Key capabilities include:

  • Domain Discovery returns all domains the service supports, allowing dynamic selection of addresses.
  • Flexible Expiry accepts millisecond values for 1 hour, 1 day, 3 days, or permanent lifetimes.
  • Pagination and support cursors, ensuring scalability when many addresses or messages exist.
  • Webhook Hooks lets developers receive push notifications for new messages, integrating seamlessly with event‑driven AI workflows.

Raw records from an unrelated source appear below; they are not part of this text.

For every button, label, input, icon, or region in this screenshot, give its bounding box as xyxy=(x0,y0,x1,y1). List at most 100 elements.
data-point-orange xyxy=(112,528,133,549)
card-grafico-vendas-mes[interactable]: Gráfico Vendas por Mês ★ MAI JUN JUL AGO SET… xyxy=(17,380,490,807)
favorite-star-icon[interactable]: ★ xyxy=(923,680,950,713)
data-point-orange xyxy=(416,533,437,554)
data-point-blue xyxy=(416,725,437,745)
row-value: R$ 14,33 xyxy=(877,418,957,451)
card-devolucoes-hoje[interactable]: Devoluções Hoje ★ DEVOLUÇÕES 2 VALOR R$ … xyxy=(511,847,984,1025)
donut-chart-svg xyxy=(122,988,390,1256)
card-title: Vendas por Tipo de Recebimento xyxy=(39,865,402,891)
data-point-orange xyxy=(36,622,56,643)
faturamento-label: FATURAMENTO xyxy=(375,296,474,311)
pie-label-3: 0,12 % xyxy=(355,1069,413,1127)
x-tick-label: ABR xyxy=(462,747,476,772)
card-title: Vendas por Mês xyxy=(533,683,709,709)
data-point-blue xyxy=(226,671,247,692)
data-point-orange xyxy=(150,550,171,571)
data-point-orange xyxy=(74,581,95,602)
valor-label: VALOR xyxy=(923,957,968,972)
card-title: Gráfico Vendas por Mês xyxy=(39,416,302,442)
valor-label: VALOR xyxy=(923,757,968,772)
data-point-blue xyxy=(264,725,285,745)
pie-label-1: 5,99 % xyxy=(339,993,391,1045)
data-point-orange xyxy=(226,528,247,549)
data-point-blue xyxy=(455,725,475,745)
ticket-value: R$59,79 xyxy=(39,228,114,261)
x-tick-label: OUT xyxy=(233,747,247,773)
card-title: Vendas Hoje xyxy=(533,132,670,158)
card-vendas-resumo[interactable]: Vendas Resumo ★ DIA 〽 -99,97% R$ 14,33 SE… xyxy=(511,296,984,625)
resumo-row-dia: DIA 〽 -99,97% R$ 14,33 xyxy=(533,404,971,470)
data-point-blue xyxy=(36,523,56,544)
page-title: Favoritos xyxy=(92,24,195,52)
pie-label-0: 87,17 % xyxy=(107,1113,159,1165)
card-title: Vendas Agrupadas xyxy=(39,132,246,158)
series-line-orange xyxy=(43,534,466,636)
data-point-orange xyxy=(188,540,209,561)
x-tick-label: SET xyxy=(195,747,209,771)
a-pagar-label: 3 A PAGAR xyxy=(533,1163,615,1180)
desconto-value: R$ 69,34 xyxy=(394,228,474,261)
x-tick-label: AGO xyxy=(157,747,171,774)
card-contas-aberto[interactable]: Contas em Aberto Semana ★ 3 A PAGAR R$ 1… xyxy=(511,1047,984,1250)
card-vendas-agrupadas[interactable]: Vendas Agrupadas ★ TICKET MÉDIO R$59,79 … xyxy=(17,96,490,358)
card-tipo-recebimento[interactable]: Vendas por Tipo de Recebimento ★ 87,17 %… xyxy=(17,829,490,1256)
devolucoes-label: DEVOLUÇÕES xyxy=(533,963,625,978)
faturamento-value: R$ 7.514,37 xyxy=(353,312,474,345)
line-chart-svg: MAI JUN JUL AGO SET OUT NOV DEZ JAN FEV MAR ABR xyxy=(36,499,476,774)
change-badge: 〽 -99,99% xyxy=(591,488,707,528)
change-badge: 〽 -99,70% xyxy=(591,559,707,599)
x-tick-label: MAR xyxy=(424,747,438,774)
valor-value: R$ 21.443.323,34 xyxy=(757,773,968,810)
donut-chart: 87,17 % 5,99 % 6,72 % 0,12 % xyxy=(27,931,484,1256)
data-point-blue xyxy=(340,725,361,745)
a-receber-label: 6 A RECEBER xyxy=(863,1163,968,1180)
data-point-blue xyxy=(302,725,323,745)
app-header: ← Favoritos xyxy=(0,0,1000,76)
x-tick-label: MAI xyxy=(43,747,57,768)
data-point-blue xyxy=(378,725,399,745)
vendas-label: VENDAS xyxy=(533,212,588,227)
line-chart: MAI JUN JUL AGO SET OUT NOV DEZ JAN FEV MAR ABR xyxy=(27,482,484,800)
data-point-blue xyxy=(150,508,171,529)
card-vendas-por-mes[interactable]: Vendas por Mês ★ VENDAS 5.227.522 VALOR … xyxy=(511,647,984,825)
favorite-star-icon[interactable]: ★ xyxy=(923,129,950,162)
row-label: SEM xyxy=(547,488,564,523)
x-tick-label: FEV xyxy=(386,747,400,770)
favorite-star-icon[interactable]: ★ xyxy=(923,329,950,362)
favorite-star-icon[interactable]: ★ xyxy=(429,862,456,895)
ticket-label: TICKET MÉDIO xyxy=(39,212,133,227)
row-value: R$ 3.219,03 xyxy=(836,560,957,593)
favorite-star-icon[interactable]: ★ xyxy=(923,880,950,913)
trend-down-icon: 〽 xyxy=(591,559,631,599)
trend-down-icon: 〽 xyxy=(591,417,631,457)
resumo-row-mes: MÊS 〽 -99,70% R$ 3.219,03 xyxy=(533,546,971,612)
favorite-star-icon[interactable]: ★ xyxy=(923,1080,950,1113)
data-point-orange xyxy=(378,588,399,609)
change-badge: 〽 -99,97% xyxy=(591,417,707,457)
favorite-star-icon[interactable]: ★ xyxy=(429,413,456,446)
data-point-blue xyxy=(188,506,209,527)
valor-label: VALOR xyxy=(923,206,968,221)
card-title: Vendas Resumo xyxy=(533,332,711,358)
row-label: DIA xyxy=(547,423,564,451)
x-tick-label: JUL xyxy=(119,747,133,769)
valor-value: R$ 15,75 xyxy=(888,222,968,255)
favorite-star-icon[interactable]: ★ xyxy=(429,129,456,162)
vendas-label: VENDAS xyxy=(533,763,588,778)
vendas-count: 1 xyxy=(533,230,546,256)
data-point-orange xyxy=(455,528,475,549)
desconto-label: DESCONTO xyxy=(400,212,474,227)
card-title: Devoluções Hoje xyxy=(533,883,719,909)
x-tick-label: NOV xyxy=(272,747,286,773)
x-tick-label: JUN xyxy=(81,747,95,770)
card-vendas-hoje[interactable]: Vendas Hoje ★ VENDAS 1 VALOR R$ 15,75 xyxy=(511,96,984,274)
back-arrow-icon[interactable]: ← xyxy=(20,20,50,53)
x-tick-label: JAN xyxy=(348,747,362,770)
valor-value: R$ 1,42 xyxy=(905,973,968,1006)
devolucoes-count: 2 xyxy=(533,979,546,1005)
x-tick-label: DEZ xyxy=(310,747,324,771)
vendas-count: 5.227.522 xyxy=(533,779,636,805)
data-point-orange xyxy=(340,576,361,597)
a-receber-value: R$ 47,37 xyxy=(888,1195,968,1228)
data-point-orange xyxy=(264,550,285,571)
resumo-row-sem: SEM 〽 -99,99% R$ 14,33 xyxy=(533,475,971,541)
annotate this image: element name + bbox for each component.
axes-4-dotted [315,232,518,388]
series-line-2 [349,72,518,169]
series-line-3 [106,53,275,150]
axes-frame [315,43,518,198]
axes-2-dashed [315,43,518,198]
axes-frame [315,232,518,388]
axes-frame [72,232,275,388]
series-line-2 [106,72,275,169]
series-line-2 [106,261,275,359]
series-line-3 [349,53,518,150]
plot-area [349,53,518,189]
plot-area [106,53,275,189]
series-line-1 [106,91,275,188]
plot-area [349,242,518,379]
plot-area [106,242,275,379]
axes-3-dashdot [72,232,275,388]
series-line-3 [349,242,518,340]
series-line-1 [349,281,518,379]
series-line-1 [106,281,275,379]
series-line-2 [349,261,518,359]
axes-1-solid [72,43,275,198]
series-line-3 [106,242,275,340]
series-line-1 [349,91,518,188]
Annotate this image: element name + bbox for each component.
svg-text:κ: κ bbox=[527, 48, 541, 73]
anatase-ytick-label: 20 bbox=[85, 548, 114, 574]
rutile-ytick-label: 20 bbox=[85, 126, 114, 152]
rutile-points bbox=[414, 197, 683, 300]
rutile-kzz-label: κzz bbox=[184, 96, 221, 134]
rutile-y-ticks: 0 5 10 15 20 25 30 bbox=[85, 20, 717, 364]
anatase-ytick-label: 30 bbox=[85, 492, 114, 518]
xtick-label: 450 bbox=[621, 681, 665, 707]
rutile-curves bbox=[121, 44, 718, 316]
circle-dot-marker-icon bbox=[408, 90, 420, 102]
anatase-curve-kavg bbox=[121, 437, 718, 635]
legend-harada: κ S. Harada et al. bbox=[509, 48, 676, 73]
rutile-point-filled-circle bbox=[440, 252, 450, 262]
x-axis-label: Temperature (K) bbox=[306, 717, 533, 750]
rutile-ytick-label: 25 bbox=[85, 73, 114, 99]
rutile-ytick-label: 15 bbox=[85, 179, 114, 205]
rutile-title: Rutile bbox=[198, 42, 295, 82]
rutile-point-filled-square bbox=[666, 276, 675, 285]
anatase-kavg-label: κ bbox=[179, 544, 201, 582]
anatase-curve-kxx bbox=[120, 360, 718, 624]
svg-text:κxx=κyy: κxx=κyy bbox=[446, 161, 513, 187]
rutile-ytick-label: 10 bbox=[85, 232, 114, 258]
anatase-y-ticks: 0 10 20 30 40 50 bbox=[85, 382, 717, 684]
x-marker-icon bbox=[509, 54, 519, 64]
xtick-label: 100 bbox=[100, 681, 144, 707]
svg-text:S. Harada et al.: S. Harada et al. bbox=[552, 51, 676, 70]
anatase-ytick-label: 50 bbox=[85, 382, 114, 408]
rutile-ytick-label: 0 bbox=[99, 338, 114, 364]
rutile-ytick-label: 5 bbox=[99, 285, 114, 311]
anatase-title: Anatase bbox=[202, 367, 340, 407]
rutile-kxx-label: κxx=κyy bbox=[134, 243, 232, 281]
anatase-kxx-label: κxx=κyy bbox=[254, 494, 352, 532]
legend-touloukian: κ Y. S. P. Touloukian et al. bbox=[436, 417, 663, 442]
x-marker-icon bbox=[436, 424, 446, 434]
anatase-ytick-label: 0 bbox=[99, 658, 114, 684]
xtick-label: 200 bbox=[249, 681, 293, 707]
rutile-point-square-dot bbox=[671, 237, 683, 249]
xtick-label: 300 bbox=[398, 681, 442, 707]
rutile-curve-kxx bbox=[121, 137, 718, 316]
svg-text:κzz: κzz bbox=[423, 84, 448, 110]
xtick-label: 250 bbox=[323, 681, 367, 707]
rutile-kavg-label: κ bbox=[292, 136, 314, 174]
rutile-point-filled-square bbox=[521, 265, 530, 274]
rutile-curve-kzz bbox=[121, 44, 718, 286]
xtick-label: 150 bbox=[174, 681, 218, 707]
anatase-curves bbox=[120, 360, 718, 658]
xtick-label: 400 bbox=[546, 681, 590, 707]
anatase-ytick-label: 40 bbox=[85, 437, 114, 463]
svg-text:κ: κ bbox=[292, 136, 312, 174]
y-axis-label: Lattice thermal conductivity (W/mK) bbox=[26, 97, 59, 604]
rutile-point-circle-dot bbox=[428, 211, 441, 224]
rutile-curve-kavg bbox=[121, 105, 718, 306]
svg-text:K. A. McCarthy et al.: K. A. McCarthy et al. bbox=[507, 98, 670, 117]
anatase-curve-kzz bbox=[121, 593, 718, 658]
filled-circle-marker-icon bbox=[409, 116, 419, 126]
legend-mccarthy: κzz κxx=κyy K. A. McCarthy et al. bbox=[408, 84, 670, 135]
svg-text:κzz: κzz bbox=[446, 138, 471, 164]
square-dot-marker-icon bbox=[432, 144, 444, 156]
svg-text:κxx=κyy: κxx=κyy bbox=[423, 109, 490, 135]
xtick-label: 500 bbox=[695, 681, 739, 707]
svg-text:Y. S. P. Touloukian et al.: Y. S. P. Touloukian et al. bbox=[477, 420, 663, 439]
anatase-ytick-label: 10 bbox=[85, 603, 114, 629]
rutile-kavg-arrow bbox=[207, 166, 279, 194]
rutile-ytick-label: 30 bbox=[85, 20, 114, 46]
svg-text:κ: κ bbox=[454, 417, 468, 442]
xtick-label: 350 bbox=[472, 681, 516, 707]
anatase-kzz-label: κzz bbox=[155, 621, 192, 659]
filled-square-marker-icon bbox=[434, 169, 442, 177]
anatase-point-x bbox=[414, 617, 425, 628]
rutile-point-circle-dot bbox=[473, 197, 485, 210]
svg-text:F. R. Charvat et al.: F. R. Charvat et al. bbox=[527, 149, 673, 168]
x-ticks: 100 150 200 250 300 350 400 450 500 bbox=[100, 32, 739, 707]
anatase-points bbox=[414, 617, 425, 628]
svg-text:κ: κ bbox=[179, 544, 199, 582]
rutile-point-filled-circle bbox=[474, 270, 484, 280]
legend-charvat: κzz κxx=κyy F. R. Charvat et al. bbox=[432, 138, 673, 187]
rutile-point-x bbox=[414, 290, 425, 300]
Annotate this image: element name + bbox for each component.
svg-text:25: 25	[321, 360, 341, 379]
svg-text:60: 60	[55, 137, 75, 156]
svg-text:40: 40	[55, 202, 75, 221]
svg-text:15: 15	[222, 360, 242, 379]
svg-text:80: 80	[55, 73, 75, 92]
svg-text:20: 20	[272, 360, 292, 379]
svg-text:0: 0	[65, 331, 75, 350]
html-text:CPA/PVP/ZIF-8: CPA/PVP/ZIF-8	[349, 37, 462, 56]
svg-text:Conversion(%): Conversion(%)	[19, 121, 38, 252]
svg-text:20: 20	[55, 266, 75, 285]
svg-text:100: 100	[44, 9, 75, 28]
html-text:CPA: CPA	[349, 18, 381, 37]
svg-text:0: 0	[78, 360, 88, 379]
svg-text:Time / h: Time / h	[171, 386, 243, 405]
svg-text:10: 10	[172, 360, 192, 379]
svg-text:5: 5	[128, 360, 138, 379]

Typical use cases span automated testing pipelines (e.g., verifying email confirmation flows), privacy‑focused data collection, and bot development where each interaction requires a unique, disposable address. By integrating this server into an MCP‑enabled client such as Claude Desktop or Cursor, developers can script entire email handling scenarios without leaving the AI interface.

The standout advantage is its zero‑code, declarative approach: developers describe what they want in plain language, and the assistant translates that into a sequence of MCP tool calls. This reduces friction for rapid prototyping, ensures repeatability across environments, and keeps sensitive credentials isolated from the assistant’s prompt history.